China has opened the world’s longest sea-crossing bridge linking Hong Kong to the mainland, a feat of engineering carrying immense economic and political significance.
Chinese president Xi Jinping presided over a ceremony in the city of Zhuhai to open the 34 mile-long bridge linking it to the semi-autonomous regions of Hong Kong and Macau.
Digital fireworks exploded on a screen behind him as leaders of the three cities looked on.
The £15 billion bridge took almost a decade to build while incurring major delays and cost overruns.
The bridge includes an undersea tunnel allowing ships to pass through the Pearl River delta, the heart of China’s crucial manufacturing sector.
It will cut travel time across the delta from several hours to just 30 minutes, something China hopes will bind the region together as a major driver of future economic growth.
Heavily regulated traffic using permits issued under a quota system will begin flowing on Wednesday.

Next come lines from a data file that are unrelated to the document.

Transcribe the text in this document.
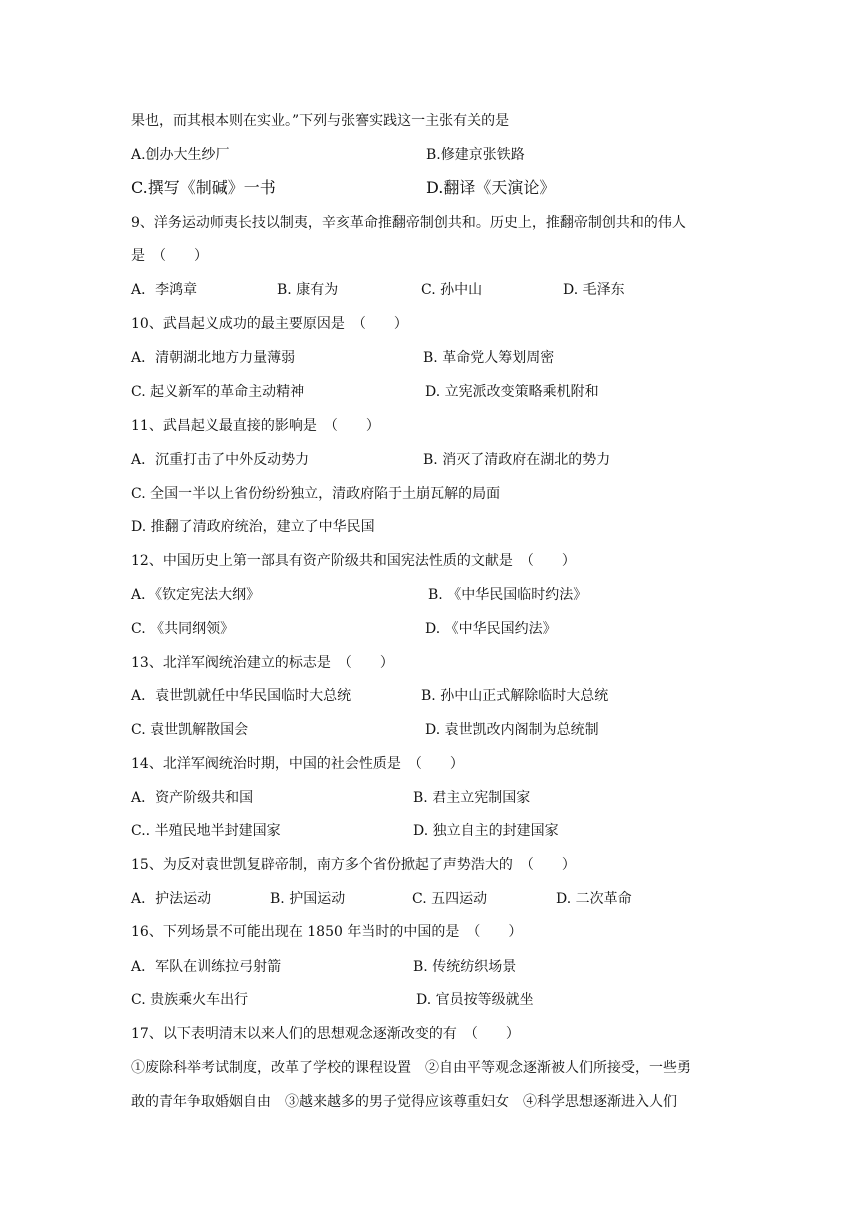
果也，而其根本则在实业。”下列与张謇实践这一主张有关的是
A.创办大生纱厂	B.修建京张铁路
C.撰写《制碱》一书	D.翻译《天演论》
9、洋务运动师夷长技以制夷，辛亥革命推翻帝制创共和。历史上，推翻帝制创共和的伟人
是　（　　）
A．李鸿章	B. 康有为	C. 孙中山	D. 毛泽东
10、武昌起义成功的最主要原因是　（　　）
A．清朝湖北地方力量薄弱	B. 革命党人筹划周密
C. 起义新军的革命主动精神	D. 立宪派改变策略乘机附和
11、武昌起义最直接的影响是　（　　）
A．沉重打击了中外反动势力	B. 消灭了清政府在湖北的势力
C. 全国一半以上省份纷纷独立，清政府陷于土崩瓦解的局面
D. 推翻了清政府统治，建立了中华民国
12、中国历史上第一部具有资产阶级共和国宪法性质的文献是　（　　）
A．《钦定宪法大纲》	B. 《中华民国临时约法》
C. 《共同纲领》	D. 《中华民国约法》
13、北洋军阀统治建立的标志是　（　　）
A．袁世凯就任中华民国临时大总统	B. 孙中山正式解除临时大总统
C. 袁世凯解散国会	D. 袁世凯改内阁制为总统制
14、北洋军阀统治时期，中国的社会性质是　（　　）
A．资产阶级共和国	B. 君主立宪制国家
C.. 半殖民地半封建国家	D. 独立自主的封建国家
15、为反对袁世凯复辟帝制，南方多个省份掀起了声势浩大的　（　　）
A．护法运动	B. 护国运动	C. 五四运动	D. 二次革命
16、下列场景不可能出现在 1850 年当时的中国的是　（　　）
A．军队在训练拉弓射箭	B. 传统纺织场景
C. 贵族乘火车出行	D. 官员按等级就坐
17、以下表明清末以来人们的思想观念逐渐改变的有　（　　）
①废除科举考试制度，改革了学校的课程设置　②自由平等观念逐渐被人们所接受，一些勇
敢的青年争取婚姻自由　③越来越多的男子觉得应该尊重妇女　④科学思想逐渐进入人们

The bridge forms a physical link between the mainland and Hong Kong, an Asian financial hub which was handed over from British to Chinese control in 1997 with the assurance it would maintain its own legal and economic system for 50 years.
This carries major political significance for Mr Xi’s administration, which has rejected calls for political liberalisation in Hong Kong, sparking fears Beijing will clamp down further on civil liberties before the end of the "one country, two systems" arrangement in 2047.
The bridge’s opening also comes a month after the inauguration of a new high-speed rail link from Hong Kong to mainland China which runs along a different, shorter route.
The line has vastly decreased travel times but also raised concerns about Beijing’s growing influence because mainland Chinese law applies within part of the line’s Hong Kong terminus.